The 2023 edition, scheduled to take place from 20 October to 6 November, will feature Elena Redaelli's work created using waste Native-Cosmopolitan Kyoto fabric which, having failed the company's quality control tests, was donated to the artist.
A post-consumer recycled circular knit fabric composed of 89% recycled polyester (PLR), 11% elastane (EA), and weighing 240 grams, the Native-Cosmopolitan Kyoto is made from recycled yarns derived from plastic waste that’s been recovered from the environment, particularly from the sea and from recycling centres. The fabric is Bluesign, GRS (Global Recycled Standard) and OEKO-TEX certified, attesting to Sitip's commitment to environmental responsibility and protection.
During the process, the artist hand-cut the waste fabric and crocheted the pieces together using recycled cotton and other types of thread.
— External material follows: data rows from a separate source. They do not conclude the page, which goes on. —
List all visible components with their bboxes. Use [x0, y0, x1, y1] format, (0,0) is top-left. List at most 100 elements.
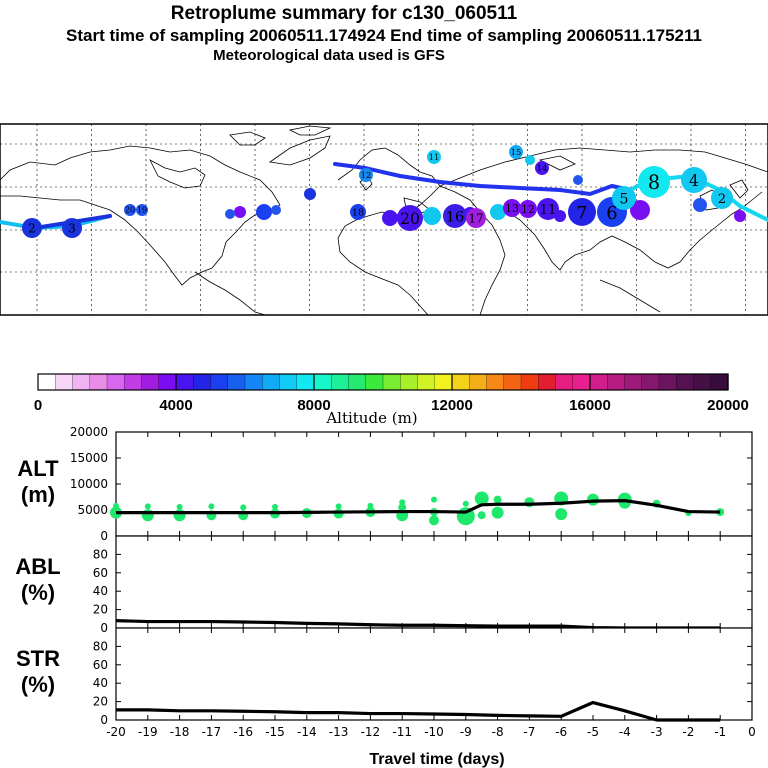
- trajectory-point: [304, 188, 316, 200]
- colorbar-cell: [313, 373, 332, 391]
- trajectory-point: [359, 168, 373, 182]
- trajectory-point: [427, 150, 441, 164]
- trajectory-point-label: 8: [648, 171, 660, 194]
- altitude-scatter-point: [176, 503, 183, 510]
- colorbar-tick-label: 8000: [297, 397, 330, 414]
- colorbar-cell: [710, 373, 729, 391]
- colorbar-cell: [348, 373, 367, 391]
- colorbar-ticks: 0 4000 8000 12000 16000 20000: [34, 374, 749, 414]
- trajectory-point: [136, 204, 148, 216]
- altitude-scatter-point: [113, 502, 119, 509]
- colorbar-tick-label: 12000: [431, 397, 473, 414]
- colorbar-cell: [227, 373, 246, 391]
- x-tick-label: -5: [587, 725, 599, 739]
- colorbar-cell: [124, 373, 143, 391]
- colorbar-cell: [417, 373, 436, 391]
- colorbar-cell: [244, 373, 263, 391]
- trajectory-point: [638, 166, 670, 198]
- trajectory-point: [256, 204, 272, 220]
- x-tick-label: -14: [297, 725, 317, 739]
- trajectory-point: [711, 187, 733, 209]
- altitude-scatter-point: [144, 503, 151, 510]
- trajectory-point-label: 15: [511, 147, 522, 157]
- altitude-scatter-point: [335, 503, 342, 510]
- y-tick-label: 0: [100, 621, 108, 635]
- trajectory-point-label: 4: [689, 172, 699, 190]
- trajectory-point: [466, 208, 486, 228]
- panel-label: (m): [21, 482, 55, 507]
- trajectory-point-label: 6: [606, 203, 617, 224]
- x-tick-label: -18: [170, 725, 190, 739]
- trajectory-point: [525, 155, 535, 165]
- colorbar-cell: [469, 373, 488, 391]
- colorbar-cells: [37, 373, 729, 391]
- x-tick-label: -11: [392, 725, 412, 739]
- altitude-scatter-point: [491, 506, 504, 519]
- y-tick-label: 20000: [70, 425, 108, 439]
- panel-label: ABL: [15, 554, 60, 579]
- trajectory-point: [382, 210, 398, 226]
- trajectory-point: [271, 205, 281, 215]
- colorbar-tick-label: 4000: [159, 397, 192, 414]
- y-tick-label: 20: [93, 603, 108, 617]
- trajectory-point-label: 13: [505, 202, 519, 215]
- colorbar-cell: [279, 373, 298, 391]
- trajectory-point-label: 20: [400, 210, 420, 228]
- trajectory-point-label: 11: [540, 203, 557, 218]
- colorbar-cell: [37, 373, 56, 391]
- trajectory-point: [22, 218, 42, 238]
- colorbar-cell: [72, 373, 91, 391]
- altitude-scatter-point: [429, 515, 439, 526]
- colorbar-cell: [693, 373, 712, 391]
- y-tick-label: 0: [100, 713, 108, 727]
- colorbar-cell: [400, 373, 419, 391]
- trajectory-point-label: 11: [429, 152, 440, 162]
- colorbar-cell: [89, 373, 108, 391]
- altitude-scatter-point: [398, 503, 407, 512]
- colorbar-cell: [607, 373, 626, 391]
- x-tick-label: -8: [492, 725, 504, 739]
- trajectory-point: [234, 206, 246, 218]
- trajectory-point-label: 17: [468, 212, 483, 226]
- trajectory-point: [350, 204, 366, 220]
- chart-title: Retroplume summary for c130_060511: [170, 3, 518, 24]
- trajectory-point-label: 12: [361, 170, 372, 180]
- x-tick-label: -1: [714, 725, 726, 739]
- y-tick-label: 5000: [77, 503, 108, 517]
- trajectory-point-label: 3: [68, 222, 76, 236]
- panel-label: ALT: [17, 456, 59, 481]
- trajectory-point: [573, 175, 583, 185]
- trajectory-point-label: 14: [537, 163, 548, 173]
- colorbar-cell: [503, 373, 522, 391]
- sampling-times: Start time of sampling 20060511.174924 E…: [66, 26, 702, 45]
- colorbar-cell: [555, 373, 574, 391]
- trajectory-point: [423, 207, 441, 225]
- trajectory-point-label: 12: [521, 203, 535, 216]
- panel-alt: 20000 15000 10000 5000 0 ALT(m): [17, 425, 753, 543]
- x-tick-label: -19: [138, 725, 158, 739]
- x-tick-label: -4: [619, 725, 631, 739]
- altitude-scatter-point: [474, 491, 489, 506]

In the creative mind of the artist, the genesis of “Seabilia” arose from deep in the ocean where tiny creatures inhabit the darkest, least explored parts of the planet. A place where the rhythm of life for the inhabitants is marked by silence and obscurity, while waves and tides agitate the surface above. The life of the ocean, such a vast and imposing environment, is impacted every single day by human activity, slowly weakening its delicate balance. “Seabilia” is intended to act as a reminder of how precious yet extremely fragile this balance is, and how humans must become more aware of the consequences of their actions before it’s too late and such a vital asset is lost forever.
“Following Emersione, a work that was exhibited at the Ex Ateneo in Bergamo during Fiber Storming, a textile art exhibition organised by ArteMorbida Textile Arts Magazine and curated by Barbara Pavan, Seabilia is the second art project where I’ve had the opportunity to utilise SITIP's fabrics. – explains the artist, Elena Redaelli. As it was going to be displayed on the rocks at Tamarama Beach, my installation needed a durable, elastic fabric with structural characteristics capable of withstanding ocean winds and sudden changes in weather. Using waste Native-Cosmopolitan Kyoto fabric was the obvious choice, not just because of its very high quality, but also, and more importantly, because it’s made from recycled yarns derived from plastic waste that’s been recovered from the environment, often even from the sea itself. The different textures and shades of white enabled me to create a varied work that, despite the almost monochromatic tones, conjures a diverse range of tactile sensations. The biomorphic modular composition evokes skeletons of sea creatures that appear to have been deposited onto the rocks by a wave and left there to wither in the blazing Australian sun.”